アンコールはまだ?

外来語というのはそのほとんどが名詞ですが、一頃フランスに留学していた(かつ自分のフランス語をひけらかしたがった)文士が多かったせいか、フランス語には前置詞、副詞までもが名詞として入ってきているものがいくつか見受けられます。

その一つが「avec(アヴェック)」。最近では英語の「couple(カップル)」に押され気味のこの言葉、英語で言えば単に「with(=と一緒に)」にあたる前置詞なんです。

また、コンサートの後の定番「encore(アンコール)」は英語で言えば「yet(=まだ)」の意味にあたるフランス語の副詞。「アンコール、アンコール!」と言うのは何てことはない「まだ、まだ!」と叫んでいるというわけ。

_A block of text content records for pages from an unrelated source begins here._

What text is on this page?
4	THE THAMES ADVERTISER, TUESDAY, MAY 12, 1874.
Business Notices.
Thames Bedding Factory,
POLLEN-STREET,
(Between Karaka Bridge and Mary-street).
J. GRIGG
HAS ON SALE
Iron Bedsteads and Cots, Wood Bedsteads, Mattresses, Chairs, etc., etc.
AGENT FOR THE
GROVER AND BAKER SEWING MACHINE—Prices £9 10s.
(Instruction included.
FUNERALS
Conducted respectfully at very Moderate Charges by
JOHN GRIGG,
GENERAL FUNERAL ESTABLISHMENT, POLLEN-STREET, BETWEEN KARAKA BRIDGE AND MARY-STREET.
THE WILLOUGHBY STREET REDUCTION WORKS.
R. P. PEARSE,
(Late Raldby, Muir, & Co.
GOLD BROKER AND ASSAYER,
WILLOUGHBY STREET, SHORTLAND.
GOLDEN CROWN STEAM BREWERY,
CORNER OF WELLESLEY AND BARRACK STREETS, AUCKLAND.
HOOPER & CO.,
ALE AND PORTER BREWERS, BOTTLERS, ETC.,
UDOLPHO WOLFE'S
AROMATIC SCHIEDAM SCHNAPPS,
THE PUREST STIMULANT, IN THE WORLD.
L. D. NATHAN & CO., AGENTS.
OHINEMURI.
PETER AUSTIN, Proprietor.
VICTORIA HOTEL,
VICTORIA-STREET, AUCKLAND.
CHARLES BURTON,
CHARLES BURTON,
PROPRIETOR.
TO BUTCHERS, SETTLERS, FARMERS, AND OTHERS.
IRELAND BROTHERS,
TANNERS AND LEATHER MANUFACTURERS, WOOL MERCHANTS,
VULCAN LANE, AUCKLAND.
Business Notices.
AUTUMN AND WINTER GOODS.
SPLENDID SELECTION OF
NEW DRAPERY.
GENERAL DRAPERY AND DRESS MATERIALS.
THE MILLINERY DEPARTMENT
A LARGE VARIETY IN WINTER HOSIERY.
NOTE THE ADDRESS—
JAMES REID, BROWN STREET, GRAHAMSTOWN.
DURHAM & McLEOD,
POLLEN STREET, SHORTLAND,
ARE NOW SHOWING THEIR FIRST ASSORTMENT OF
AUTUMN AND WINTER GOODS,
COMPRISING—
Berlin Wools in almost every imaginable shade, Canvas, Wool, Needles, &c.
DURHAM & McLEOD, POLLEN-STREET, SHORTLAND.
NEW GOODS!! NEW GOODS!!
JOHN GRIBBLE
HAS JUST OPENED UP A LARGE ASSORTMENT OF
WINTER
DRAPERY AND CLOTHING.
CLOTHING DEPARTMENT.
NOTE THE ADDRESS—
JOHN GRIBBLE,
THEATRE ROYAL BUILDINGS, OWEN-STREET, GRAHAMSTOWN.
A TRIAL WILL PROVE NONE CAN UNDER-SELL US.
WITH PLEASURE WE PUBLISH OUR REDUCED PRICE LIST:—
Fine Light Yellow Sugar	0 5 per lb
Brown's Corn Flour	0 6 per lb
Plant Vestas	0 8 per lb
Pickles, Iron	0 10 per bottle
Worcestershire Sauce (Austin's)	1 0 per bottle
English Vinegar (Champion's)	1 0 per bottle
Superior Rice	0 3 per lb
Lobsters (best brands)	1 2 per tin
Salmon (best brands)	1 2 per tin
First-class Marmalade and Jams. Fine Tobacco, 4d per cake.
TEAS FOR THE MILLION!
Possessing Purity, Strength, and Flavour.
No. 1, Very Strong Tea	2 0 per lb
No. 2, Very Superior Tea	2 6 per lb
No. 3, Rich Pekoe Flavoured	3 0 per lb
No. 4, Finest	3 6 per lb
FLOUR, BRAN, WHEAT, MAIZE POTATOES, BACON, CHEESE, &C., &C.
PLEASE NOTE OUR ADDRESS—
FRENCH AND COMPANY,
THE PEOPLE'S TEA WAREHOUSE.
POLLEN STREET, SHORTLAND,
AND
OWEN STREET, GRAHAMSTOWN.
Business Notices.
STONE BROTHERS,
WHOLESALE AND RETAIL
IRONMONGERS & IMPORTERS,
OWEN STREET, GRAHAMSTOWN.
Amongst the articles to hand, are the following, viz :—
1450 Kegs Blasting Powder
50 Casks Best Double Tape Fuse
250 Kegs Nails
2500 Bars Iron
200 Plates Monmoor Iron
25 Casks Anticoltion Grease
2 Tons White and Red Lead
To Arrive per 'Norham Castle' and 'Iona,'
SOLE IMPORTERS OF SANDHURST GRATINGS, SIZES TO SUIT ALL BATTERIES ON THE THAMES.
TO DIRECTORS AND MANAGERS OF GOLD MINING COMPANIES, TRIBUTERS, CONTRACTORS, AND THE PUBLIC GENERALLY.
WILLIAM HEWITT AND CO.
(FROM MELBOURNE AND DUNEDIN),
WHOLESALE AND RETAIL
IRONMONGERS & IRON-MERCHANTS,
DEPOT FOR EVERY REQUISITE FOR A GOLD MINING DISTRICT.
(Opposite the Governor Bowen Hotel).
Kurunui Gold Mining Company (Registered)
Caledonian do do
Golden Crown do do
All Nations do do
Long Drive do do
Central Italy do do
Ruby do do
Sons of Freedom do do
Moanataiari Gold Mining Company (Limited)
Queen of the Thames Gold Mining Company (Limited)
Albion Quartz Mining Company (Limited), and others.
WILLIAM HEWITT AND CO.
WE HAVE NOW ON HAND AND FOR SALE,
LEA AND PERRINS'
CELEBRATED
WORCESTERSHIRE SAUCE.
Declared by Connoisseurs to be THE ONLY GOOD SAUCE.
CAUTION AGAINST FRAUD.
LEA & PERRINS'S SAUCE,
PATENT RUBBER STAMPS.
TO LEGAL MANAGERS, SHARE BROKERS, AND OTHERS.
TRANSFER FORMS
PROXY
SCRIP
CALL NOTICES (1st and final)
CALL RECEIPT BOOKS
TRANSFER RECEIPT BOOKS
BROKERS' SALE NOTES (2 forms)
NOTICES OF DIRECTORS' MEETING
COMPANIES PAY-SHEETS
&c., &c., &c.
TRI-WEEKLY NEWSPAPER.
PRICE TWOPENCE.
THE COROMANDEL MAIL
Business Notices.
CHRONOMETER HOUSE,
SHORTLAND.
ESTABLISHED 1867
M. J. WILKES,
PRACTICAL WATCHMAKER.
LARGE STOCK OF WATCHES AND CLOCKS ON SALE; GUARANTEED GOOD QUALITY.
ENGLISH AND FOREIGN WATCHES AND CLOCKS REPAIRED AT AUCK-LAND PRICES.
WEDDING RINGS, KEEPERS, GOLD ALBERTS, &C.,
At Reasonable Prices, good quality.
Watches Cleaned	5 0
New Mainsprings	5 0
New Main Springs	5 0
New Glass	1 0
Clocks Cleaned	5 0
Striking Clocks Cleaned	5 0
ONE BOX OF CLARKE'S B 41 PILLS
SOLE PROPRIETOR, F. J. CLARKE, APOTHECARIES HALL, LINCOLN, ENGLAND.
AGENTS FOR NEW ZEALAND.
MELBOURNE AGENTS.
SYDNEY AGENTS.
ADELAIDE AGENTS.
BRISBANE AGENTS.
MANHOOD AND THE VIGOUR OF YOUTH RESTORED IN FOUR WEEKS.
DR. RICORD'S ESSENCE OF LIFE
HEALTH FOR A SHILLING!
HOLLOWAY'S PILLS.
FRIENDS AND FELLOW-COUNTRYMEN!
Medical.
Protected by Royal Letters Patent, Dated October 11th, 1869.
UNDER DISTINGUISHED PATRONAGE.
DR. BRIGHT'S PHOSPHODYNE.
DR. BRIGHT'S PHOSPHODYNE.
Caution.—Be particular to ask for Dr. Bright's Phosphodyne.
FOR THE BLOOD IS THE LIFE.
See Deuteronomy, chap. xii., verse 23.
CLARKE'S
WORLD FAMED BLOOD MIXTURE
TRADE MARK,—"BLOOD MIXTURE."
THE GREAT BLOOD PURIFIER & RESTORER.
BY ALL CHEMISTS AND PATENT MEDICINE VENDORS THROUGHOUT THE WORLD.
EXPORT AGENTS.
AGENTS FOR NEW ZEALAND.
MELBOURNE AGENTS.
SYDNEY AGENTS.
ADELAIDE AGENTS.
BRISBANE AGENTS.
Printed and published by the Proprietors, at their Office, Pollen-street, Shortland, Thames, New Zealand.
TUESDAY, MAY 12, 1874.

もう一つ、日本語には「既視感」と訳される「déjà vu(デジャ ヴ)」という言葉がありますが、これもフランス語です。「déjà」は「already」、「vu」は「voir(=see)」の過去分詞で、「already seen」の意。ニュースグループの検索サイトに「Deja News」というページがありますが、このdejaも同じ意味ですね。


訂正 ― 読者の方に、再演奏を求めるのに「アンコール」と言うのは英語が元になっているのでは?とのご指摘を頂きました。調べてみると、フランスでこの用法で使われていたという証拠はないようで、英語経由で入ってきた言葉のようです。